0.8

44 9 19
                                    

Harry kaçıyordu.

Kendisiyle konuşmaya çalışan Rawey'den kaçıyordu.

Şu an bir süpürge dolabına saklanmış olmasının tek sebebi oydu. Homurdanarak sakladığı dolaptan çıktı. Koyu kahverengi saçları eskisinden çok daha dağınık bir haldeydi. Yansımasına bakarken ofladı. Kravatı bozulmuş yakası başı dağılmıştı. "Hırpalanmış gibi duruyorum."

Koridorda saklanarak ilerlerken karşısına çıkan Neville yüzünden az kalsın çığlık atacaktı. "Harry? Ne bu hâl dostum?"

Harry derin bir nefes alıp verdi. "Neville, Hermonie nerede biliyor musun?"

Neville şaşkınlıkla başını salladı. "Bahçede, Parkinsonla oturuyordu."

Harry teşekkür mırıldanarak bahçeye doğru koştu. Açık alanda yüzüne çarpan güçsüz güneş ışıklarıyla gözlerini kıstı. Pansy'le karşılıklı oturan arkadaşını gördüğünde ona doğru koştu. "Hermonie!"

Hermonie çığlık atarak kendisine doğru koşan çocuğa baktı. "Yine ne oldu acaba?"

Harry kendisini çimenliklere atarak ağlarcasına debelendi. Hermonie alışkın olduğu sahneye gülmekle yetindi.

"Ne oldu Harry? Ne bu hâl?"

Harry derin bir nefes alıp saçlarını daha da karıştırdı. "Of." Harry elini kafasından çekti. "Siz ikiniz ne yapıyorsunuz?"

Pansy iğneleyici bir cevap vermemek için dilini ısırdı. "Ne yapıyoruz sence Potter?" Hermonie'nin bakışlarını görünce göz devirdi. "Yani Harry."

Harry omuz silkti. "Sohbet ediyor gibisiniz. Alışkın değilim senin insancıl hallerine Par- Pansy."
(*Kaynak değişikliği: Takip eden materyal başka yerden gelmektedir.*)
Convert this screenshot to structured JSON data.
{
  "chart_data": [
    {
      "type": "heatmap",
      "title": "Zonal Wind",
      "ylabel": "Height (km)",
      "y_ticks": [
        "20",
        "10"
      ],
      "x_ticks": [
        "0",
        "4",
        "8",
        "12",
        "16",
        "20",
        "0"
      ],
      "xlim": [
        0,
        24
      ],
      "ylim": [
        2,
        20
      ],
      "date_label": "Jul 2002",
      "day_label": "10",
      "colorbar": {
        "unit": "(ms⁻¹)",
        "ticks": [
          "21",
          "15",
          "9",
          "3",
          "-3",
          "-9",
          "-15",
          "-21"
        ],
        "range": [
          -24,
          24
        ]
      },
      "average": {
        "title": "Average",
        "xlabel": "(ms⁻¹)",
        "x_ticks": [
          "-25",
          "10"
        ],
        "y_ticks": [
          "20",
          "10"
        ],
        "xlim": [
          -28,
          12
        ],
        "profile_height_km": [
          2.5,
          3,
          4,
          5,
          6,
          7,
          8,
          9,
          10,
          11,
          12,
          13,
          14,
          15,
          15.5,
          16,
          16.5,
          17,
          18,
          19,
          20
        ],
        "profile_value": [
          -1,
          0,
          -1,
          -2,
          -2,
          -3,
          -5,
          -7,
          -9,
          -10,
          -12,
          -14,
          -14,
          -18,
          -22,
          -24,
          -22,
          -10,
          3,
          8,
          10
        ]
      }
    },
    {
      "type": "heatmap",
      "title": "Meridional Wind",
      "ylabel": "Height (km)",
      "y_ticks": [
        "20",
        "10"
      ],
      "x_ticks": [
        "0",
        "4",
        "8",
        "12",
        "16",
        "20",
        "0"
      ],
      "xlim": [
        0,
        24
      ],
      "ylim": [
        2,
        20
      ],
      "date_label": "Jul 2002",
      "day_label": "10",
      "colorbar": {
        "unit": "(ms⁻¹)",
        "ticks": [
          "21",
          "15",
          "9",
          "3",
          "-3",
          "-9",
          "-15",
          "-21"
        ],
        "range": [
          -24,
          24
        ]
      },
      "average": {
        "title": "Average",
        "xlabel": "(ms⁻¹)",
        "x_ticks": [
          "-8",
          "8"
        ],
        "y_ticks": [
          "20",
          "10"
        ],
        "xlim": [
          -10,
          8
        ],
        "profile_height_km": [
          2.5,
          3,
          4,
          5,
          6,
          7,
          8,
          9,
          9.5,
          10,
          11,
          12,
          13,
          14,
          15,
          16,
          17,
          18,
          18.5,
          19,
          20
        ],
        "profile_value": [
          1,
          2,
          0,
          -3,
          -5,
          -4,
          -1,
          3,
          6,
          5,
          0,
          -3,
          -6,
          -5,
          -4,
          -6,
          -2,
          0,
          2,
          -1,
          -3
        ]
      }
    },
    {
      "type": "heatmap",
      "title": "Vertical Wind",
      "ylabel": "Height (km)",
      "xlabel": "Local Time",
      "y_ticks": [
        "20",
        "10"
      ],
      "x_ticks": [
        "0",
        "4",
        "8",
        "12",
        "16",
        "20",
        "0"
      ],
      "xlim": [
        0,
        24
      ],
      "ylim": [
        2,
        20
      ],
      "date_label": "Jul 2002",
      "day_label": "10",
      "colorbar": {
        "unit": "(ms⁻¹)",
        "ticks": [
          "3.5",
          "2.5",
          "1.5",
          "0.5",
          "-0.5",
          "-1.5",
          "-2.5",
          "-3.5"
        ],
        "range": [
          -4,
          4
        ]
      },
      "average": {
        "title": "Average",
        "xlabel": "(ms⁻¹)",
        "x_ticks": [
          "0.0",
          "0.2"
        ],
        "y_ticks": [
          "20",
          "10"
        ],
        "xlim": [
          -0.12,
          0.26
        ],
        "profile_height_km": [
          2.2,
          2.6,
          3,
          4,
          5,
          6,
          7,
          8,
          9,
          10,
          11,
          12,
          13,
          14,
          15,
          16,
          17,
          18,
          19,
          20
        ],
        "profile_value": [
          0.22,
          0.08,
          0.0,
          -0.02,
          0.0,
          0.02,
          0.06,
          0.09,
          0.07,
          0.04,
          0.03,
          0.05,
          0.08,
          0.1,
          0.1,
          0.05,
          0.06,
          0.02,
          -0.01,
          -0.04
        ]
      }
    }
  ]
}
Pansy gözlerini kısarak karşısındaki çocuğa baktı. Laf sokmak için dudaklarını araladığında yanlarına gelen bedenlerle ilgisi dağılmıştı.

Blasie, Draco, Ron, Antares ve Christopher keyifli bir sohbet eşliğinde onlara doğru geliyordu. Harry Ron'un Draco ve Blasie ile sohbet ediyor olduğu gerçeğini göz ardı etti. "Harry? Savaştan mı çıktın?"

Antares kardeşinin haline kahkaha atarken Chris'i kolundan çekerek ikisini de çimenliğe oturttu. "Biri Harry'i fena hırpalamış."

"Dostum." Ron dehşete düşmüş bir şekilde Harry'nin dağılmış saçlarına, bozulan kravatı ve beyaz gömleğine baktı. "Rawey seni soruyordu. Seni bu hale o-" Ron hafifçe öksürüp boğazını temizledi. "O mu getirdi?"

Harry huysuz bir bakışla başını salladı. "Evet." Kendisini geriye doğru atarak çimenliğe bıraktı. "Merlin aşkına yoruldum!"

Harry çimenlikte yatarken Chris Antares'in şok olmuş ifadesine gülmemek için kendisini tutuyordu. Draco kaşlarını çatmış, tuhaf bir şekilde Harry'nin dağınık saçlarına bakıyordu.

Hermonie yüzünü buruşturdu. Arkadaşının soruyu anlamadığını biliyordu. "Ondan mı kaçtın?"

"Evet." Harry kapalı gözlerle yerde yatmaya devam etti. "Sabahtan beri ondan kaçıyorum girmediğim delik kalmadı resmen." Elini kaldırıp sinek kovalar gibi havada salladı. "Draco güneşi kapatıyorsun dikilme tepemde."

Draco Harry'nin yanına otururdu. Ron ve Blasie iki küçüğün yanına geçerken Ron sorgulayıcı bir şekilde Harry'e bakıyordu. "Ondan kaçarken mi böyle oldu yani?"

Harry doğrulup oturur pozisyona geçti. "Evet?"

"Biz de öpüştünüz sanmıştık."

"Ha?"

"Merlin aşkına Ron, sus." Antares eliyle gözlerini kapattı. "İğrenç, düşünmek bile istemiyorum."

Harry kardeşinin de orada olduğu gerçeğiyle yüzleşince hafifçe kızardı. "Tabii ki öpüşmedik Ron. O benim hâlâ arkadaşım."